Because the LMC is relatively close to Earth and because the explosion was detected so soon after it occurred, SN1987A has provided astronomers with a wealth of detailed information on supernovae, allowing them to make key comparisons between theoretical models and observational reality. By and large, the theory of stellar evolution described in the text has held up very well. Still, SN1987A did hold some surprises.

According to its hydrogen-rich spectrum, the supernova was of Type II—the core-collapse type—as expected for a high-mass parent star such as SK-69° 202. But according to Figure 20.16 (which was computed for stars in our own galaxy), the parent star should have been a red supergiant at the time of the explosion—not a blue supergiant, as was actually observed. This unexpected finding caused theorists to scramble in search of an explanation. It now seems that, relative to young stars in the Milky Way, the parent star's envelope was deficient in heavy elements. This deficiency had little effect on the evolution of the core and on the supernova explosion, but it did change the star's evolutionary track on the H—R diagram. Unlike a Milky Way star of the same mass, once helium ignited in the core of SK-69° 202, the star shrank and looped back toward the main sequence. The star had just begun to return to the right on the H—R diagram following the ignition of carbon, with a surface temperature of around 20,000 K, when the rapid chain of events leading to the supernova occurred.

The light curve of SN1987A, shown here, also differed somewhat from the "standard" Type II shape (see Figure 21.7). The peak brightness was less than 1/10 the expected value.

For a few days after its initial detection, the supernova faded as it expanded and cooled rapidly.
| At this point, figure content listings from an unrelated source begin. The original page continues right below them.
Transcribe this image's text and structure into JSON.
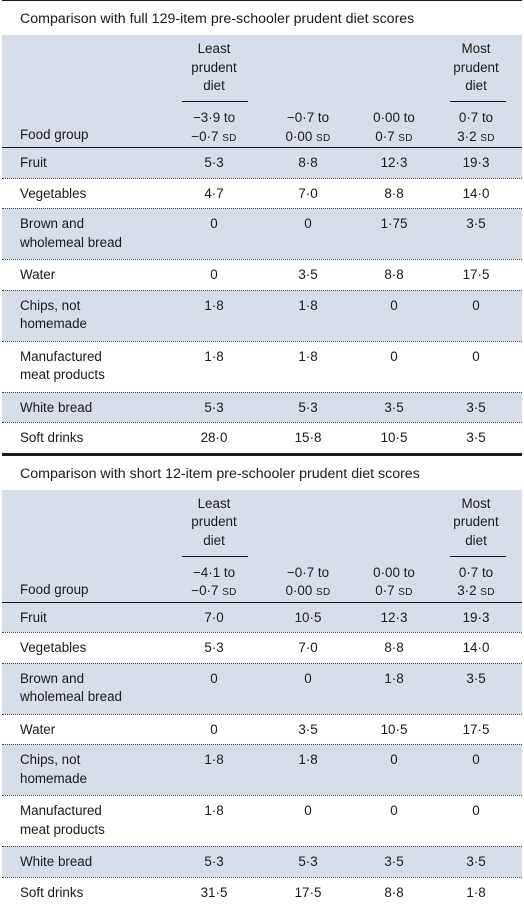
{
  "panels": [
    {
      "title": "Comparison with full 129-item pre-schooler prudent diet scores",
      "header": {
        "least_label": [
          "Least",
          "prudent",
          "diet"
        ],
        "most_label": [
          "Most",
          "prudent",
          "diet"
        ],
        "food_group": "Food group",
        "ranges": [
          {
            "line1": "−3·9 to",
            "line2": "−0·7",
            "unit": "SD"
          },
          {
            "line1": "−0·7 to",
            "line2": "0·00",
            "unit": "SD"
          },
          {
            "line1": "0·00 to",
            "line2": "0·7",
            "unit": "SD"
          },
          {
            "line1": "0·7 to",
            "line2": "3·2",
            "unit": "SD"
          }
        ]
      },
      "rows": [
        {
          "label": [
            "Fruit"
          ],
          "values": [
            "5·3",
            "8·8",
            "12·3",
            "19·3"
          ]
        },
        {
          "label": [
            "Vegetables"
          ],
          "values": [
            "4·7",
            "7·0",
            "8·8",
            "14·0"
          ]
        },
        {
          "label": [
            "Brown and",
            "wholemeal bread"
          ],
          "values": [
            "0",
            "0",
            "1·75",
            "3·5"
          ]
        },
        {
          "label": [
            "Water"
          ],
          "values": [
            "0",
            "3·5",
            "8·8",
            "17·5"
          ]
        },
        {
          "label": [
            "Chips, not",
            "homemade"
          ],
          "values": [
            "1·8",
            "1·8",
            "0",
            "0"
          ]
        },
        {
          "label": [
            "Manufactured",
            "meat products"
          ],
          "values": [
            "1·8",
            "1·8",
            "0",
            "0"
          ]
        },
        {
          "label": [
            "White bread"
          ],
          "values": [
            "5·3",
            "5·3",
            "3·5",
            "3·5"
          ]
        },
        {
          "label": [
            "Soft drinks"
          ],
          "values": [
            "28·0",
            "15·8",
            "10·5",
            "3·5"
          ]
        }
      ]
    },
    {
      "title": "Comparison with short 12-item pre-schooler prudent diet scores",
      "header": {
        "least_label": [
          "Least",
          "prudent",
          "diet"
        ],
        "most_label": [
          "Most",
          "prudent",
          "diet"
        ],
        "food_group": "Food group",
        "ranges": [
          {
            "line1": "−4·1 to",
            "line2": "−0·7",
            "unit": "SD"
          },
          {
            "line1": "−0·7 to",
            "line2": "0·00",
            "unit": "SD"
          },
          {
            "line1": "0·00 to",
            "line2": "0·7",
            "unit": "SD"
          },
          {
            "line1": "0·7 to",
            "line2": "3·2",
            "unit": "SD"
          }
        ]
      },
      "rows": [
        {
          "label": [
            "Fruit"
          ],
          "values": [
            "7·0",
            "10·5",
            "12·3",
            "19·3"
          ]
        },
        {
          "label": [
            "Vegetables"
          ],
          "values": [
            "5·3",
            "7·0",
            "8·8",
            "14·0"
          ]
        },
        {
          "label": [
            "Brown and",
            "wholemeal bread"
          ],
          "values": [
            "0",
            "0",
            "1·8",
            "3·5"
          ]
        },
        {
          "label": [
            "Water"
          ],
          "values": [
            "0",
            "3·5",
            "10·5",
            "17·5"
          ]
        },
        {
          "label": [
            "Chips, not",
            "homemade"
          ],
          "values": [
            "1·8",
            "1·8",
            "0",
            "0"
          ]
        },
        {
          "label": [
            "Manufactured",
            "meat products"
          ],
          "values": [
            "1·8",
            "0",
            "0",
            "0"
          ]
        },
        {
          "label": [
            "White bread"
          ],
          "values": [
            "5·3",
            "5·3",
            "3·5",
            "3·5"
          ]
        },
        {
          "label": [
            "Soft drinks"
          ],
          "values": [
            "31·5",
            "17·5",
            "8·8",
            "1·8"
          ]
        }
      ]
    }
  ]
}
After about a week the surface temperature had dropped to about 5000 K, at which point electrons and protons near the expanding surface recombined into atomic hydrogen, making the surface layers less opaque and allowing more radiation from the interior to leak out. As a result, the supernova brightened rapidly as it grew. The temperature of the expanding layers reached a peak in late May, by which point the radius of the expanding photosphere was about 2 10¹⁰ km—a little larger than our solar system. Subsequently, the photosphere cooled as it expanded, and the luminosity dropped as the internal supply of heat from the explosion leaked away into space.
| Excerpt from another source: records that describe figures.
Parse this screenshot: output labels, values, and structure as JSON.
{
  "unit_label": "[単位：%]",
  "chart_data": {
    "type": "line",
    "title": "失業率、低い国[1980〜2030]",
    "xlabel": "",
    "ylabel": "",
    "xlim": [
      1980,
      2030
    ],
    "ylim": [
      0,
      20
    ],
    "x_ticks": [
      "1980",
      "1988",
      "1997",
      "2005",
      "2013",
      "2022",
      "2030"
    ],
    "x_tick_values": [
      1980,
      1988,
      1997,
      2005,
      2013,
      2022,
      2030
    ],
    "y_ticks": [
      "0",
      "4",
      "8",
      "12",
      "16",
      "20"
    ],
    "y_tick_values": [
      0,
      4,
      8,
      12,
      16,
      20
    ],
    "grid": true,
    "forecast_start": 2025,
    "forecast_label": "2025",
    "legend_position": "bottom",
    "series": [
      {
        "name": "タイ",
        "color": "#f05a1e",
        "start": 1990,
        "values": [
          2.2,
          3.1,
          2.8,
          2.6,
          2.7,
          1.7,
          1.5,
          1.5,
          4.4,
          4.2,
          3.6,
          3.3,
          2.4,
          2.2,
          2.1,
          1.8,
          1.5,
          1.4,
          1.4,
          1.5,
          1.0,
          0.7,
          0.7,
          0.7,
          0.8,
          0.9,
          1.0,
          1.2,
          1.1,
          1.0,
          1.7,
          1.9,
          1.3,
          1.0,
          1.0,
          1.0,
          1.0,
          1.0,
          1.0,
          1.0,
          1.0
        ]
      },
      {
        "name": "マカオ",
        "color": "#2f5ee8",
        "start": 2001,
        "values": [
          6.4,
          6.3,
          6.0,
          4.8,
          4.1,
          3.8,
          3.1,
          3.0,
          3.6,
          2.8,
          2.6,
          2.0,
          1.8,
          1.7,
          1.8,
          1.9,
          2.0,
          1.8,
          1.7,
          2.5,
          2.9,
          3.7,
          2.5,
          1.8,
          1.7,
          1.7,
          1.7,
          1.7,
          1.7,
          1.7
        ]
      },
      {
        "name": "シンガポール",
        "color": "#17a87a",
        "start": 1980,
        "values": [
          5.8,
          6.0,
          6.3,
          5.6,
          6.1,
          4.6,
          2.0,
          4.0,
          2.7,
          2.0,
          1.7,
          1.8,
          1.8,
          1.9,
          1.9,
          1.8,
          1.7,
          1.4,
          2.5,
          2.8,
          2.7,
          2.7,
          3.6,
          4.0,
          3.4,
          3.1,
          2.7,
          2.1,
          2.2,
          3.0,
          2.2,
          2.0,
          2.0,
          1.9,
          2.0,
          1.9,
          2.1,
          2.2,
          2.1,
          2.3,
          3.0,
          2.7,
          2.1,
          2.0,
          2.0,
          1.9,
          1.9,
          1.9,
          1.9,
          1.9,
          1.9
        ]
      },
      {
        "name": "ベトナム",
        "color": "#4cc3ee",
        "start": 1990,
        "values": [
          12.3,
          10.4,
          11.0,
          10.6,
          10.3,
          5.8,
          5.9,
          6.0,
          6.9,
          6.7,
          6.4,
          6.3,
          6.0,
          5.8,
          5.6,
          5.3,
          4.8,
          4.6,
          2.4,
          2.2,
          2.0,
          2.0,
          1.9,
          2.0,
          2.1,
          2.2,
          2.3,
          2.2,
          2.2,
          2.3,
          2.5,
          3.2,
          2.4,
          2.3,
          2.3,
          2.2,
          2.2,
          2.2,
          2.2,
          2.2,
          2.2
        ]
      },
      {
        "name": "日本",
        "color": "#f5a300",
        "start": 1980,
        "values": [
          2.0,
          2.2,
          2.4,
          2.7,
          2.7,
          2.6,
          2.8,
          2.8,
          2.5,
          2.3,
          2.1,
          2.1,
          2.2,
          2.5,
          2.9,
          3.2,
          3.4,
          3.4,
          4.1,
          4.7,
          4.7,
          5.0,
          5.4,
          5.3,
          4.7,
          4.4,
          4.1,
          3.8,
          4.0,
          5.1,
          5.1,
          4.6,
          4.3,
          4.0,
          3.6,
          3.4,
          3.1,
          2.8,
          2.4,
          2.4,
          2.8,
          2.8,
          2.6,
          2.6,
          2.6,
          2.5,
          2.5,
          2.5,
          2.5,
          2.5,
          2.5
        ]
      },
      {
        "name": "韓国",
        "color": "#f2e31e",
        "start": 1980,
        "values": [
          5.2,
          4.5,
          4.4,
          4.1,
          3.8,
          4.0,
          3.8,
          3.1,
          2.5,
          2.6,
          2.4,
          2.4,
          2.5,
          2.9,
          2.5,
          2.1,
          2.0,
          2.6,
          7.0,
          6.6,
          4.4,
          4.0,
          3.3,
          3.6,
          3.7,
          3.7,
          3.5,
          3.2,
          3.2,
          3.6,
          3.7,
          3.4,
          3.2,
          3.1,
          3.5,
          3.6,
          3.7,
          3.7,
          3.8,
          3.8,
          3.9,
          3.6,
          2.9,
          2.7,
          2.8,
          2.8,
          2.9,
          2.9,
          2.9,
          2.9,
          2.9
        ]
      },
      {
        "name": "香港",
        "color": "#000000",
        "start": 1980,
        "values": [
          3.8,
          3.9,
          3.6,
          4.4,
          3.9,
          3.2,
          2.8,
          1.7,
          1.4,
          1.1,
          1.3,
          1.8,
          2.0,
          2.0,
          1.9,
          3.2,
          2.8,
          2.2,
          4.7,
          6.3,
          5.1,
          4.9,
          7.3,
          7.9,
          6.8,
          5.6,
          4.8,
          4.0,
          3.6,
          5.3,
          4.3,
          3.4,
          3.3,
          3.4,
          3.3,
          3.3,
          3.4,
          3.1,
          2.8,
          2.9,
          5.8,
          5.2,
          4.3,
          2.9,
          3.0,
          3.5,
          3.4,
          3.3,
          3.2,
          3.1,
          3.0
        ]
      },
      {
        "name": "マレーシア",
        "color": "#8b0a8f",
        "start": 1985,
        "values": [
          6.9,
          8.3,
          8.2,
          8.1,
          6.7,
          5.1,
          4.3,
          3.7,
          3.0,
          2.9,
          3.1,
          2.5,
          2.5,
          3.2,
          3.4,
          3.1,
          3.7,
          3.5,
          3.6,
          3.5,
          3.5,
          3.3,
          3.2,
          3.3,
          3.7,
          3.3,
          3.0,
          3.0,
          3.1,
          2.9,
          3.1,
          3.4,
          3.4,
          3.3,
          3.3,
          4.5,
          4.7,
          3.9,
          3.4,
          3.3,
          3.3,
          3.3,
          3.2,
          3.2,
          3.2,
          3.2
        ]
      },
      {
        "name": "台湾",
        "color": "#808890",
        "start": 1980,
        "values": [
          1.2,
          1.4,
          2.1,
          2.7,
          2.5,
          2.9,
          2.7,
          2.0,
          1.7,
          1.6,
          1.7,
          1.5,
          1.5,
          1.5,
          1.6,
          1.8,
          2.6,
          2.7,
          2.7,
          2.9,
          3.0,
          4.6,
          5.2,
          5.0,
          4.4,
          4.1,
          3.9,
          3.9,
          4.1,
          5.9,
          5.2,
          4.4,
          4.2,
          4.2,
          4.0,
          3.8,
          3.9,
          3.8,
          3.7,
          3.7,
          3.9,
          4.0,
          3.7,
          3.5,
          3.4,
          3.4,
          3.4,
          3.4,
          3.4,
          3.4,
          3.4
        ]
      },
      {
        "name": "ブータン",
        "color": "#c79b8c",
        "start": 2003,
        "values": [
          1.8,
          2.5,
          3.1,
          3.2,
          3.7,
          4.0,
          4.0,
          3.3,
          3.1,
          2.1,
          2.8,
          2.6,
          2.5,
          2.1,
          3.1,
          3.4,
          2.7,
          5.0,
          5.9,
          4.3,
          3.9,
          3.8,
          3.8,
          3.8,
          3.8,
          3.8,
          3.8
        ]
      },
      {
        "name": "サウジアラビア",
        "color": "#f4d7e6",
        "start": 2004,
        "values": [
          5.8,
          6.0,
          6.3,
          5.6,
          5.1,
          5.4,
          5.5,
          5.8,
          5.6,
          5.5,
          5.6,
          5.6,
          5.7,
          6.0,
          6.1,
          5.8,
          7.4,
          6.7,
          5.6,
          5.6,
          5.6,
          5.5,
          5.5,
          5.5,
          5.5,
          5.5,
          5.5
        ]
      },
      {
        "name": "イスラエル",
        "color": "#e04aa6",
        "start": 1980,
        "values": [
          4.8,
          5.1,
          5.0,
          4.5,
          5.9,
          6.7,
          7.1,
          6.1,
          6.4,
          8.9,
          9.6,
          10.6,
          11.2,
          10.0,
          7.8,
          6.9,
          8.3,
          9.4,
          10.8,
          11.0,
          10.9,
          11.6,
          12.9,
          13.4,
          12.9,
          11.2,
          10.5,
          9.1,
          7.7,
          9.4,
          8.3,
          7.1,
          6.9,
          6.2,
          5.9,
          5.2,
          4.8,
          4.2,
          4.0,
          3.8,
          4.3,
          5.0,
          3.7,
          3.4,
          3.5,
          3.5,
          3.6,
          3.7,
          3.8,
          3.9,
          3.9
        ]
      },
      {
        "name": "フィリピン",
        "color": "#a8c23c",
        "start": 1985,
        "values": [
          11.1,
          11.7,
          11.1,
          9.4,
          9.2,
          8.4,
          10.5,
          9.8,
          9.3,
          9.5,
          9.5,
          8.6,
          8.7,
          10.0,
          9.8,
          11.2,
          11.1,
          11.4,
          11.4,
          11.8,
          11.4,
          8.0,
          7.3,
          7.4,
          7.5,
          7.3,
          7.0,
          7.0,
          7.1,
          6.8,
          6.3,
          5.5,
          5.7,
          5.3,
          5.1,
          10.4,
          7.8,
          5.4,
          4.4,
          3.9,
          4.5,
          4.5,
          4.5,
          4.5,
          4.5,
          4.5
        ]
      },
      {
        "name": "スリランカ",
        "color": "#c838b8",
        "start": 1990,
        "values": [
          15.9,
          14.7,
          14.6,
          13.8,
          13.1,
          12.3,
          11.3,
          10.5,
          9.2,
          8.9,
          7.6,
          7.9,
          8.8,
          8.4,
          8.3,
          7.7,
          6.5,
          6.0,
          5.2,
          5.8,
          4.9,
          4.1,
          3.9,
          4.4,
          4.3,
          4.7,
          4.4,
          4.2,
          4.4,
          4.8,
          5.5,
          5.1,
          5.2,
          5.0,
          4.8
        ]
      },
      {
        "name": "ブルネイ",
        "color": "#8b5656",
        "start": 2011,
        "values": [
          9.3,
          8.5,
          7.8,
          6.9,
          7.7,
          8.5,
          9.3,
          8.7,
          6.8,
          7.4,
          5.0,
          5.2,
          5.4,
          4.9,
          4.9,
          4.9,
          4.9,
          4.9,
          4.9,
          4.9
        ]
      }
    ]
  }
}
Much of the preceding description would apply equally well to a Type II supernova in our own Galaxy. The differences between the SN1987A light curve shown here and the Type II light curve in Figure 21.7 are mainly the result of the (relatively) small size of SN1987A's parent star. The peak luminosity of SN1987A was less than that of a "normal" Type II supernova because SK-69° 202 was small and quite tightly bound by gravity. A lot of the energy emitted in the form of

About 20 hours before the supernova was detected optically, a brief (13-second) burst of neutrinos was simultaneously recorded by underground detectors in Japan and the United States. As discussed in the text, the neutrinos are predicted to arise when electrons and protons in the star's collapsing core merge to form neutrons. The neutrinos preceded the light because they escaped during the collapse, whereas the first light of the explosion was emitted only after the supernova shock had plowed through the body of the star to the surface. In fact, theoretical models consistent with these observations suggest that vastly more energy was emitted in the form of neutrinos than in any other form. The supernova's neutrino luminosity was many tens of thousands of times greater than its optical energy output.

Despite some unresolved details in SN1987A's behavior, detection of this neutrino pulse is considered to be a brilliant confirmation of theory. This singular event—the detection of neutrinos—may well herald a new age of astronomy. For the first time, astronomers have received information from beyond the solar system by radiation outside the electromagnetic spectrum.

Theory predicts that the expanding remnant of SN1987A will be large enough to be resolvable by optical telescopes in a few years. The accompanying photograph was taken by the Hubble Space Telescope in late 1996. It shows the unresolved remnant (at center) surrounded by a much larger shell of glowing gas (in yellow). Scientists reason that the progenitor star expelled this shell during its red-giant phase, some 40,000 years before the explosion. The image we see results from the initial flash of ultraviolet light from the supernova hitting the ring and causing it to glow brightly. In about 10 years the debris from the explosion itself will strike the ring, making it a temporary but intense source of X-rays. In 1998, the fastest-moving ejecta already began doing so.

This overexposed photo also shows the core debris moving outward toward the ring. The four insets, taken over a 24-month period, directly resolve material expanding at nearly 3000 km/s. These images also revealed, to everyone's surprise, two additional faint rings (in red) that might be radiation sweeping across the hourglass-shaped bubble of gas. Why the gas should exhibit this odd structure is unclear.

Buoyed by the success of stellar-evolution theory and armed with firm theoretical predictions of what should happen next, astronomers eagerly await future developments in the story of this remarkable object.